To overcome these shortcomings, the present study investigates the creation of a recycled composite filament based on a blend of rPET and poly(ethylene terephthalate glycol-modified) (PETG), filled with biomass-based activated carbon and compatibilized by the chain extender pyromellitic dianhydride (PMDA) compatibilizer to offset degradation and improve interfacial adhesion between the phases of the polymer. Through altering the additive compositions, composite filaments of an even diameter of 1.75 ± 0.05 mm were fabricated using melt extrusion to be used for FDM applications. Reactive melt extrusion was utilized for the processing of the material. Thermal testing and rheological indicated increased crystallinity and thermal stability for the PMDA-modified blends.
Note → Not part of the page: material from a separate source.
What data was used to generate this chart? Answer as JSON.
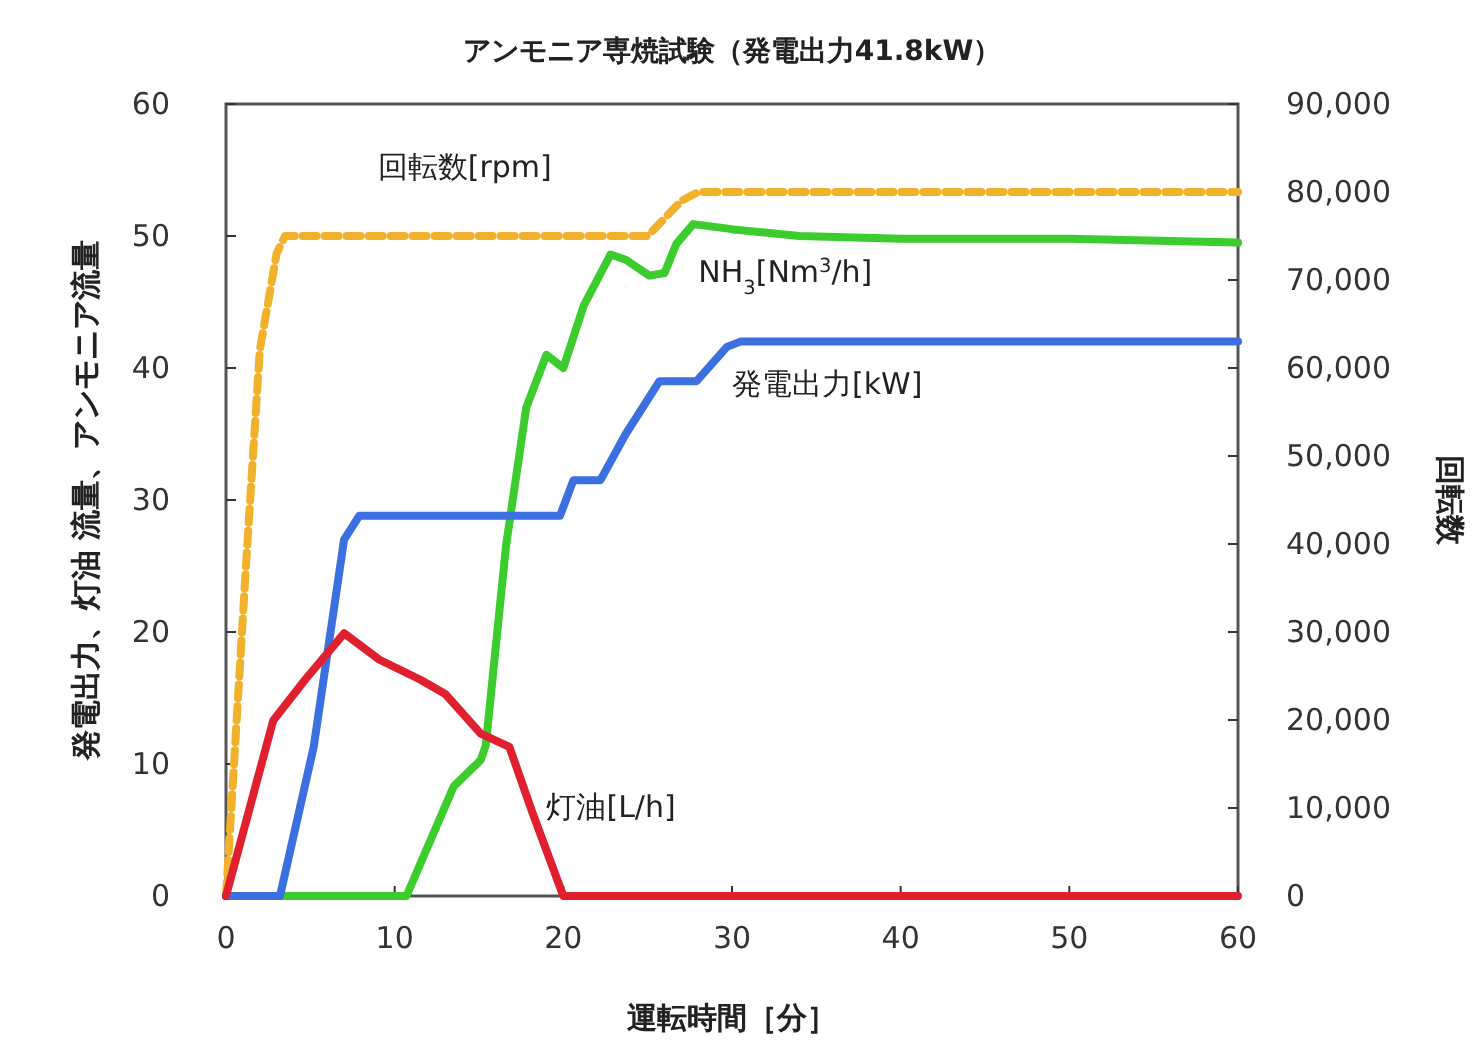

Mechanical properties were shown to increase tensile strength and modulus significantly, especially in the PETG-rich samples, with more ductility retained. FDM trials evidenced good printability with minimal warpage, stable extrusion flow, and improved layer adhesion.
The synergistic effect of PMDA and activated carbon enhanced both material structure and performance, making it possible to produce strong, printable filaments from recycled and commercial polymers. This research offers a scalable and inexpensive route to the production of mechanically reinforced, functionally graded filaments, beneficial to circular economy initiatives in polymer engineering.
Keywords: Fused deposition modeling, Material extrusion-additive manufacturing, Polymer composites, Reactive extrusion, Recycled Poly(ethylene terephthalate)